I look at that CBO average: 1.4%. That long-term average, however, is not exactly trend-free: as Brad Delong puts it (in discussing wages):
First, from 1973-1995 the rate of productivity growth in the American economy was very low--roughly 1% per year... Since 2000 the rate of productivity growth has been 3.5% per year...Well, that could represent a one-time blip, a cycle, or all kinds of things. Is there a bottom line as regards old-age-expense? I look for discussion: Andrew Samwick says at Vox Baby that
I also believe that the actuaries are projecting too little productivity growth in the long term (which would improve the system's finances), but I don't think we can honestly project that we will grow our way out of this.He's referring back to a January post in which he worried about the requirements for 75-year balance:
this translates into long-term growth rates of 3.3 percent for productivity and 3.5 percent for real GDP. That productivity growth rate strikes me as too high.Why?

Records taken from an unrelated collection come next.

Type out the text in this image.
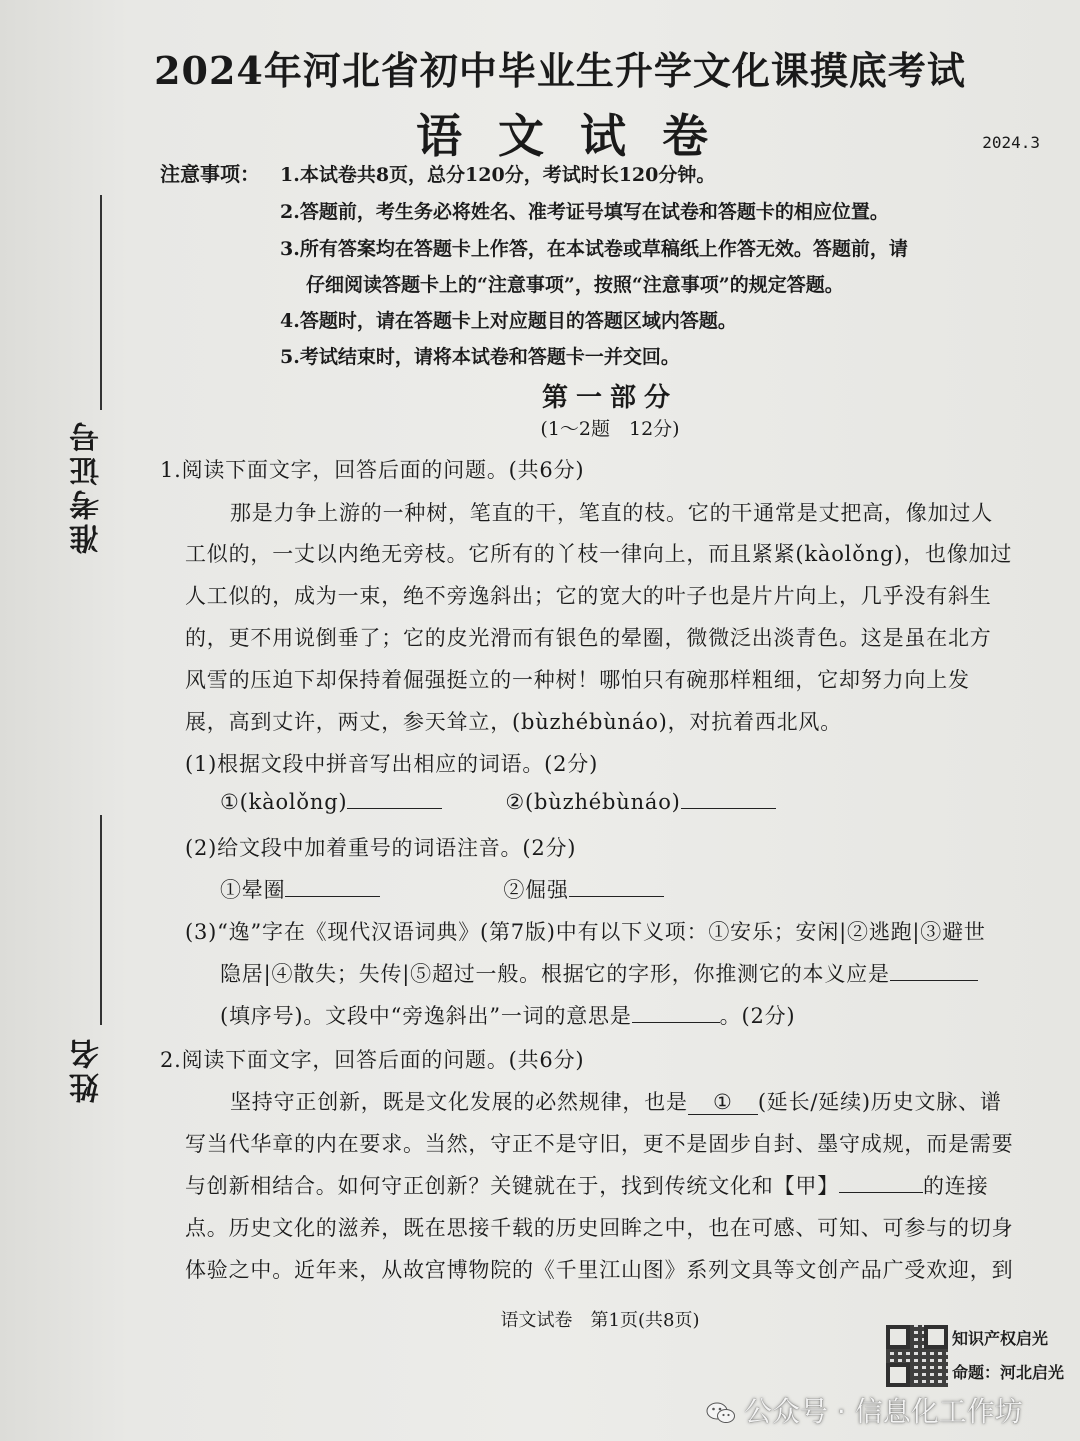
准考证号
姓名
2024年河北省初中毕业生升学文化课摸底考试
语文试卷	2024.3
注意事项： 1.本试卷共8页，总分120分，考试时长120分钟。
2.答题前，考生务必将姓名、准考证号填写在试卷和答题卡的相应位置。
3.所有答案均在答题卡上作答，在本试卷或草稿纸上作答无效。答题前，请
仔细阅读答题卡上的“注意事项”，按照“注意事项”的规定答题。
4.答题时，请在答题卡上对应题目的答题区域内答题。
5.考试结束时，请将本试卷和答题卡一并交回。
第一部分
(1～2题　12分)
1.阅读下面文字，回答后面的问题。(共6分)
那是力争上游的一种树，笔直的干，笔直的枝。它的干通常是丈把高，像加过人
工似的，一丈以内绝无旁枝。它所有的丫枝一律向上，而且紧紧(kàolǒng)，也像加过
人工似的，成为一束，绝不旁逸斜出；它的宽大的叶子也是片片向上，几乎没有斜生
的，更不用说倒垂了；它的皮光滑而有银色的晕圈，微微泛出淡青色。这是虽在北方
风雪的压迫下却保持着倔强挺立的一种树！哪怕只有碗那样粗细，它却努力向上发
展，高到丈许，两丈，参天耸立，(bùzhébùnáo)，对抗着西北风。
(1)根据文段中拼音写出相应的词语。(2分)
①(kàolǒng)	②(bùzhébùnáo)
(2)给文段中加着重号的词语注音。(2分)
①晕圈	②倔强
(3)“逸”字在《现代汉语词典》(第7版)中有以下义项：①安乐；安闲|②逃跑|③避世
隐居|④散失；失传|⑤超过一般。根据它的字形，你推测它的本义应是
(填序号)。文段中“旁逸斜出”一词的意思是	。(2分)
2.阅读下面文字，回答后面的问题。(共6分)
坚持守正创新，既是文化发展的必然规律，也是 ① (延长/延续)历史文脉、谱
写当代华章的内在要求。当然，守正不是守旧，更不是固步自封、墨守成规，而是需要
与创新相结合。如何守正创新？关键就在于，找到传统文化和【甲】	的连接
点。历史文化的滋养，既在思接千载的历史回眸之中，也在可感、可知、可参与的切身
体验之中。近年来，从故宫博物院的《千里江山图》系列文具等文创产品广受欢迎，到
语文试卷　第1页(共8页)
知识产权启光
命题：河北启光
公众号 · 信息化工作坊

Well, he refers to a Robert Gordon's Brookings paper on productivity, which actually quickly settles down to a discussion of the next two decades, with Exploding Productivity Growth: Context, Causes, and Implications. It presents
... several reasons to believe that productivity growth over the next two decades will be slower than the mid-2003 estimated trend of 3.05 percent a year. Most important is the role of the 2000–01 profit squeeze in motivating an unprecedented wave of cost cuts and reductions in labor input. ... ...Well, sure, that makes sense, we've had a short-term blip. But then the paper goes on to say
many of the most fruitful applications of the marriage of computer hardware, software, and communications technology have already occurred. The size of human fingers and the ability of human eyes to absorb information from tiny screens set limits to miniaturization. It seems quite likely that diminishing returns will set in, at some point over the next two decades, in the fruitful application of the innovation wave of the late 1990s.Maybe it's just me, but this seems totally off the wall -- and this is as serious as Professor Gordon seems to get about technological growth. It would have sounded a little bit better around 1980 when I first saw a calculator-watch with buttons too small for fingers -- well, it still sounds a bit like the mythical "let's close the patent office, everything that can be invented has been invented". I find it very hard to believe that Professor Gordon is serious. I'm expecting the innovation wave to keep right on building, because it seems to me to be more and more self-sustaining. Communications go between software components spread across hardware networks, and they decreasingly require human fingers to manage them or human eyes to absorb information from tiny screens. In the end, we are talking about factories which can "print" consumer goods and which can also "print" copies of themselves as sets of components and assemblers. Kurzweil (following Drexler) thinks these will be nano-scale, and he could be right, but even if they are aircraft-carrier size and print out submarines to go do the mining/fishing/farming, they will involve less and less human labor as time goes on -- until we get to a singularity-point which may or may not resemble Kurzweil's, but which will bring human labor for duplication down to zero. At that point, only creation costs.
Or then again, maybe not. But why not? I'm just projecting trends, where I think I know something about why those trends should continue for a long ways to come...but as I said when I started this blog, I'm generally wrong even about stuff that I ought to know something about.